Den Inhalt ihrer Differenzen brachte A. Tschubajs folgendermaßen zum Ausdruck: "Sie betreffen das Zusammenwirken von Staat und Wirtschaft. Ich bin schon immer davon ausgegangen, daß der Staat über der Wirtschaft stehen muß und daß niemand, auch nicht das Großkapital, Minister stellen darf, um der Regierung die Spielregeln zu diktieren. Das ist nicht seine Aufgabe... Ich gehe in den Kreml oder in die Regierung nur dann, wenn man mich ruft. Ich wurde nicht gerufen - keine Fragen. Ich versuche keine Drucklinie auf Jelzin, Woloschin oder sonst jemanden aufzubauen, damit sie Entscheidungen treffen, die direkt auf die Geldpolitik wirken. Beresowski aber tut genau das Gegenteil" ( Argumenty i Fakty, Nr. 21, Mai 1999).
Diesmal ist es Beresowski scheinbar gelungen, Tschubajs auszuspielen. Doch das kam ihn teuer zu stehen. So sind mehrere Kommentatoren der Meinung, daß es zu Widersprüchen zwischen Beresowski und den Schlüsselfiguren des "kollektiven Jelzin" gekommen sei (Walentin Jumaschew, ehemaliger Chef der Kremlverwaltung und Memoirenschreiber, und Jelzintochter Tatjana Djachenko)
Informationen des Journals Kommersant Wlast zufolge sind Jumaschew und Djatschenko gegen eine Zuspitzung der Beziehungen mit den Kommunisten. "Sie denken", schreibt das Journal, "daß in Rußland Verfolgte zu sehr geliebt werden und daß ein Verbot der KPRF eine gegenteilige Wirkung haben kann". Wahrscheinlich ist die Zukunft des Präsidenten ebenfalls ein strittiger Punkt.

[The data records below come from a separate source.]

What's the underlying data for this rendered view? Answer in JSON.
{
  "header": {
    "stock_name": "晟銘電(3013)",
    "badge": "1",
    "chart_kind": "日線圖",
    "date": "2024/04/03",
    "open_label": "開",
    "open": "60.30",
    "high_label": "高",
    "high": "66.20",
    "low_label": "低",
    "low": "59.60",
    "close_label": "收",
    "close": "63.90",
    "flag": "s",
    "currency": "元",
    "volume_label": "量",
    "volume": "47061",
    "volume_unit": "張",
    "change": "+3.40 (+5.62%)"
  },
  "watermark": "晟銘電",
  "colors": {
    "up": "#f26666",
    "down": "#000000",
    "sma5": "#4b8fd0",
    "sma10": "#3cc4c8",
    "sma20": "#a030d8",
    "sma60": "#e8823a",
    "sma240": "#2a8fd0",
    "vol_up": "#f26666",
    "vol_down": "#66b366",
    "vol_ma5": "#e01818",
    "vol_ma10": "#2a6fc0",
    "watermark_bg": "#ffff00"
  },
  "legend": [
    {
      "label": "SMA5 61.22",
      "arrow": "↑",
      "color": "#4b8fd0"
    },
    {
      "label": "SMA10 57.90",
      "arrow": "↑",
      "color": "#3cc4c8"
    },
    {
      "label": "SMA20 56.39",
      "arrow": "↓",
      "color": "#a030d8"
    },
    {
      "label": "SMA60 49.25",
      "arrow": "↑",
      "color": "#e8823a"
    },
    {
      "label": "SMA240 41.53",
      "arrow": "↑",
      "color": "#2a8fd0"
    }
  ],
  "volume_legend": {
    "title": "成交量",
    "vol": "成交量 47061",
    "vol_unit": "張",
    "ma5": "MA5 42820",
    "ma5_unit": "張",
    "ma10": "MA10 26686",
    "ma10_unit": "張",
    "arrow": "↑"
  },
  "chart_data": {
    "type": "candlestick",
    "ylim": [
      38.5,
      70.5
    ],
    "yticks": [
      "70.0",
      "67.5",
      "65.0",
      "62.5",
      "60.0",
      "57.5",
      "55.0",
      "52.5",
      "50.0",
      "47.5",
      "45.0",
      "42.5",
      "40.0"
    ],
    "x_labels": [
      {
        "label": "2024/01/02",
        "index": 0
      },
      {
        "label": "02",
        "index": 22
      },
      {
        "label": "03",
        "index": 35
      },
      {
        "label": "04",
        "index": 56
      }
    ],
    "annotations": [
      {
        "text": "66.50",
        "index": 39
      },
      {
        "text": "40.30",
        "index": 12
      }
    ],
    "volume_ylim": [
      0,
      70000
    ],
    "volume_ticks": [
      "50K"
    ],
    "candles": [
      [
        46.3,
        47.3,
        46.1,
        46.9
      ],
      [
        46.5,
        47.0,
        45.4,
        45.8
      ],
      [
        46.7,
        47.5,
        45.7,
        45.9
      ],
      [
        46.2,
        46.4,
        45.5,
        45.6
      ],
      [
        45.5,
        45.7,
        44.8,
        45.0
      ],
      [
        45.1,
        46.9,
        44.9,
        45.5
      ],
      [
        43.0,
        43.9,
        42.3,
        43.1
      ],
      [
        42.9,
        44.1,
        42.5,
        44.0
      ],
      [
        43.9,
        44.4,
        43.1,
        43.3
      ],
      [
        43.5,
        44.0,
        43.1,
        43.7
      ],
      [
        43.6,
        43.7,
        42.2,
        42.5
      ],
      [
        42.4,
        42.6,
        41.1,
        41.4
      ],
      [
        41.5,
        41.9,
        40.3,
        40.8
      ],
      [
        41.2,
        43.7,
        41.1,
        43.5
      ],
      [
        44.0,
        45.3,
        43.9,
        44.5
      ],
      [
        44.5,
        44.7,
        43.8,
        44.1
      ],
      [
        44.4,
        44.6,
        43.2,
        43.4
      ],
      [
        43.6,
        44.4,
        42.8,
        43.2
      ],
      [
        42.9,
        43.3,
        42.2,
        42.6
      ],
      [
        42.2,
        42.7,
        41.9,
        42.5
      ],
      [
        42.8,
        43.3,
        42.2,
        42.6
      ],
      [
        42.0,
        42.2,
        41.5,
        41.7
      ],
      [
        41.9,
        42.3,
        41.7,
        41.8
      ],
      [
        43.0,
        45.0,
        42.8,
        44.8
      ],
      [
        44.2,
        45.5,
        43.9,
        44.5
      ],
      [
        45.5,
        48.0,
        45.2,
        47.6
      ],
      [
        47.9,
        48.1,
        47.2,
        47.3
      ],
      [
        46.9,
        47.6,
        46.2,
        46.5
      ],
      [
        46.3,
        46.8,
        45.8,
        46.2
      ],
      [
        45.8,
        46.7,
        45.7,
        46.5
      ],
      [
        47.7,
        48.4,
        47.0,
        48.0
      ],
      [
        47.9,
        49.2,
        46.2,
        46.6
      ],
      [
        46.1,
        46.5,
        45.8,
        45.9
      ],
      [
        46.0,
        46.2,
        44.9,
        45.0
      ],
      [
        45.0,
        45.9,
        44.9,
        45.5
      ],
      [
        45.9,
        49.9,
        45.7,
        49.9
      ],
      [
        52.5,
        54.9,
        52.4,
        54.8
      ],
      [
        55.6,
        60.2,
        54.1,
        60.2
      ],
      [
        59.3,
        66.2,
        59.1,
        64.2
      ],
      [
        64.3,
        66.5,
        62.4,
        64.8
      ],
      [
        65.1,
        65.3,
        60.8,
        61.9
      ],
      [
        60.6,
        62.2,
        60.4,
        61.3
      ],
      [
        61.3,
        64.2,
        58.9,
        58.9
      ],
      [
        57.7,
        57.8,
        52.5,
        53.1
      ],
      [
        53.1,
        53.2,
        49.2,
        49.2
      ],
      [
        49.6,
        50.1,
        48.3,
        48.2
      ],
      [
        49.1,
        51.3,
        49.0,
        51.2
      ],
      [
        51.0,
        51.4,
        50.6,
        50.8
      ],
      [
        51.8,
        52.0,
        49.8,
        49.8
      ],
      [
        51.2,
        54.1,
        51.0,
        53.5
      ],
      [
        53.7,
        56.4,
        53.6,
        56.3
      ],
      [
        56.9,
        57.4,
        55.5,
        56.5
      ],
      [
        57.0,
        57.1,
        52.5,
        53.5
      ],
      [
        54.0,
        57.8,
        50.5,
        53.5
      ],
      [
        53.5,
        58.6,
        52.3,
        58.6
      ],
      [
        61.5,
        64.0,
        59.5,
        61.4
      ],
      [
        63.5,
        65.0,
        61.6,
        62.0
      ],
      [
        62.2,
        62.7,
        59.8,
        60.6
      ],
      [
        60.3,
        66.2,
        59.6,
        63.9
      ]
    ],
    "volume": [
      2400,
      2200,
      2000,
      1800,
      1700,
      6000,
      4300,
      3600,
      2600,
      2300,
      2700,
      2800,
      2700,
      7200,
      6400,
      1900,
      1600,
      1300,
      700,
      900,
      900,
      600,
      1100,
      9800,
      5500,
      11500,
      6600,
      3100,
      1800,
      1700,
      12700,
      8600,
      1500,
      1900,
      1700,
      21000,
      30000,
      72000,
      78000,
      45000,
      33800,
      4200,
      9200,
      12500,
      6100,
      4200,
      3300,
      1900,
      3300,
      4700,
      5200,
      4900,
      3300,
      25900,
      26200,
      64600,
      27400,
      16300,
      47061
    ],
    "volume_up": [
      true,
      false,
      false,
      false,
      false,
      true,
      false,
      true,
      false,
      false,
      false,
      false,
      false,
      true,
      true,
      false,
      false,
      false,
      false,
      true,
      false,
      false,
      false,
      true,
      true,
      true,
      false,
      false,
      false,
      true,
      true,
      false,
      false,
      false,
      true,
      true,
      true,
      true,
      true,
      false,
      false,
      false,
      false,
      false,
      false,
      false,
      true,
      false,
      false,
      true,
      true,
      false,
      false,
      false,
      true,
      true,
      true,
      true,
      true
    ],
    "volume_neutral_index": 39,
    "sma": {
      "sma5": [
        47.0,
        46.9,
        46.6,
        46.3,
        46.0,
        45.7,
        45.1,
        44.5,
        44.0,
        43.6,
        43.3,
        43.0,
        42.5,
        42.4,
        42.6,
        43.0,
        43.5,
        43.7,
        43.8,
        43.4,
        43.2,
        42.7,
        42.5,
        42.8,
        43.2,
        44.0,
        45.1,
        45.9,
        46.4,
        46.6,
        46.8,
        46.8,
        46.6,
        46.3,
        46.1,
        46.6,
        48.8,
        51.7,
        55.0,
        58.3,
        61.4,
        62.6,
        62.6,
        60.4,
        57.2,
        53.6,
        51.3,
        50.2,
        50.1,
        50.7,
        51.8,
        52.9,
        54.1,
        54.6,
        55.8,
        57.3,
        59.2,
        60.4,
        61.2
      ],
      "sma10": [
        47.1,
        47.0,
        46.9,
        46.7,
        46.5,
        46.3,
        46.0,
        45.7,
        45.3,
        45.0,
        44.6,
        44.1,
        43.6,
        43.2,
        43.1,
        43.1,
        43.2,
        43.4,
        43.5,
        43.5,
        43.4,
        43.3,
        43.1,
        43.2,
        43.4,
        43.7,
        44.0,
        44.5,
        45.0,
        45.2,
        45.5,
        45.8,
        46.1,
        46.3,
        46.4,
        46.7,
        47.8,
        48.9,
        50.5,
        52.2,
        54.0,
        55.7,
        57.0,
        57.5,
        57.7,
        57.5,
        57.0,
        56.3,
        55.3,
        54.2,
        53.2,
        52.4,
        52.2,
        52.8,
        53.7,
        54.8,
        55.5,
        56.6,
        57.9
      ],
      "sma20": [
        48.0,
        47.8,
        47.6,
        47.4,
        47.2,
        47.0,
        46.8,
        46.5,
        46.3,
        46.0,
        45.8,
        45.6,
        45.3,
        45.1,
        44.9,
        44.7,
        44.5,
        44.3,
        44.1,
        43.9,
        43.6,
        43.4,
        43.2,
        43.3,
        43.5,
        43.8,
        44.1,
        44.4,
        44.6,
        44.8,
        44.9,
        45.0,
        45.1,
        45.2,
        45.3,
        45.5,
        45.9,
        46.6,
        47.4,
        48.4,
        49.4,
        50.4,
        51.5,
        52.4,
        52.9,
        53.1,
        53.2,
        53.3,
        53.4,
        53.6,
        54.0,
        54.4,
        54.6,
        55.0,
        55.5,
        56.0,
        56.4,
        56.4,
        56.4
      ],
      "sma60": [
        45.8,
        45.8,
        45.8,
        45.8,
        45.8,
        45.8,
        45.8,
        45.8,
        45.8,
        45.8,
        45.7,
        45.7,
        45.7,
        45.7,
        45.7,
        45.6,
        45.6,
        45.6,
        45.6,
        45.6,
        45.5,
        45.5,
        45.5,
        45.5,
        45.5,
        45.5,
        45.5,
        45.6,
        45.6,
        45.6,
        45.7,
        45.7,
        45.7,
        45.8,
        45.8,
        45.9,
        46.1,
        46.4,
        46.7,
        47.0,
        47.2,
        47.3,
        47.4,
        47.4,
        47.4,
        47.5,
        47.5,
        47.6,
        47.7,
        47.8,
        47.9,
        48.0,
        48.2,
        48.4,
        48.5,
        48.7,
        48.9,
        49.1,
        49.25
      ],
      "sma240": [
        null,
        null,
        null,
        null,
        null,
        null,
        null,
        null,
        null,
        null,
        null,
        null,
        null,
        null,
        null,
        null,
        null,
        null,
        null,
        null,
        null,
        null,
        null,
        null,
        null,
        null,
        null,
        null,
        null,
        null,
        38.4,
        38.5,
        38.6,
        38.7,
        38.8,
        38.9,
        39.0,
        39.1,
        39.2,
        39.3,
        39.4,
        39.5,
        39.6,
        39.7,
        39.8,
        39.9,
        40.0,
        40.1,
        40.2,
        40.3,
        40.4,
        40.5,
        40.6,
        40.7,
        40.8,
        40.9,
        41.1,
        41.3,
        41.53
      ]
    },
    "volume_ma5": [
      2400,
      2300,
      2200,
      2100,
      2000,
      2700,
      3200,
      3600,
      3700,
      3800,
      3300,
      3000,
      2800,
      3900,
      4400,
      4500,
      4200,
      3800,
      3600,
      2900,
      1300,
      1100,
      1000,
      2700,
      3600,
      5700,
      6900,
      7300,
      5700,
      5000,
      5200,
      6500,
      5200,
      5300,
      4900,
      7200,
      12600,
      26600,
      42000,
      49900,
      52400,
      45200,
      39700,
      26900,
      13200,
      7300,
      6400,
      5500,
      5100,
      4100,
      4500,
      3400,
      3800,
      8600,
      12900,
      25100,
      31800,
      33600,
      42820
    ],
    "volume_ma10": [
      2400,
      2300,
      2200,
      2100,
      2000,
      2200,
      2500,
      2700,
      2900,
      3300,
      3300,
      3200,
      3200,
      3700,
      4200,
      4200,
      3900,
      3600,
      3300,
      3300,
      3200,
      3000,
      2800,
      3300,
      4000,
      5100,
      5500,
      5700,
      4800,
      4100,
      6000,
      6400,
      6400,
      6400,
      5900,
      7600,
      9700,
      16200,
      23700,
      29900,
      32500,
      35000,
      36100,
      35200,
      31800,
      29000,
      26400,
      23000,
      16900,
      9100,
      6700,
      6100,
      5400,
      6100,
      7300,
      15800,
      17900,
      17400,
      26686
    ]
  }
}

Aus diesen Gründen sah sich Beresowski gezwungen, außergewöhnliche Wege zu beschreiten. Entgegen seinem früheren Verhalten bekannte er sich in aller Öffentlichkeit zu seinen Beziehungen mit der Jelzinfamilie.
Auf einer Pressekonferenz am 4. Juni erklärte Beresowski, daß "er niemals verheimlicht hat, daß er sehr gute Beziehungen‘ zu Walentin Jumaschew, normale‘ zu Tatjana Djatschenko und gute‘ zu Alexander Woloschin [Nachfolger von Jumaschew als Chef der Kremlverwaltung] unterhält". Beresowski teilte ebenfalls mit, daß er sich mit früheren und jetzigen Führern der Präsidentenadministration und dem Präsidentenberater (Djatschenko) trifft und mit ihnen "Fragen diskutiert, die ihn bewegen, in erster Linie politische Fragen".
Jumaschew, Djatschenko, Woloschin und andere üben Beresowski zufolge Einfluß auf Regierungsentscheidungen aus, die allerdings "nicht immer sehr glücklich sind". Der Hauptmangel bestünde darin, daß man im Lande das "Defizit an Willen und Kraft verspürt, diese Entscheidungen zu realisieren".
Auf die Frage eines Journalisten über die Möglichkeit einer Kandidatur Jelzins bei den kommenden Präsidentschaftswahlen im Jahre 2000 antwortete er, daß das "absolut irreal ist". Auf die Frage, ob er Stepaschin als möglichen Präsidentschaftskandidaten unterstützen würde, sagte er: "Stepaschin war nicht meine Wahl. Meine Position zu Lebed hat sich nicht geändert. Auch hinsichtlich der Ernennung Stepaschins zum Premier gibt es von meiner Seite nichts Neues zu sagen."
Leute wie Beresowski wissen genau, was sie sagen. Wenn man den Einfluß einzelner Personen auf Regierungsentscheidungen betrachtet, kann man nur vermuten, zu welch unvorhersehbaren Folgen der Wille dieser Wenigen führen kann, die direkt oder indirekt eine unermeßliche Macht in ihren Händen halten. Es ist klar, daß diese Leute im Kampf ums "Überleben" und der Bewahrung der "Ordnung" bereit sind, die äußersten Mittel von Gewalt und Unterdrückung zu ergreifen.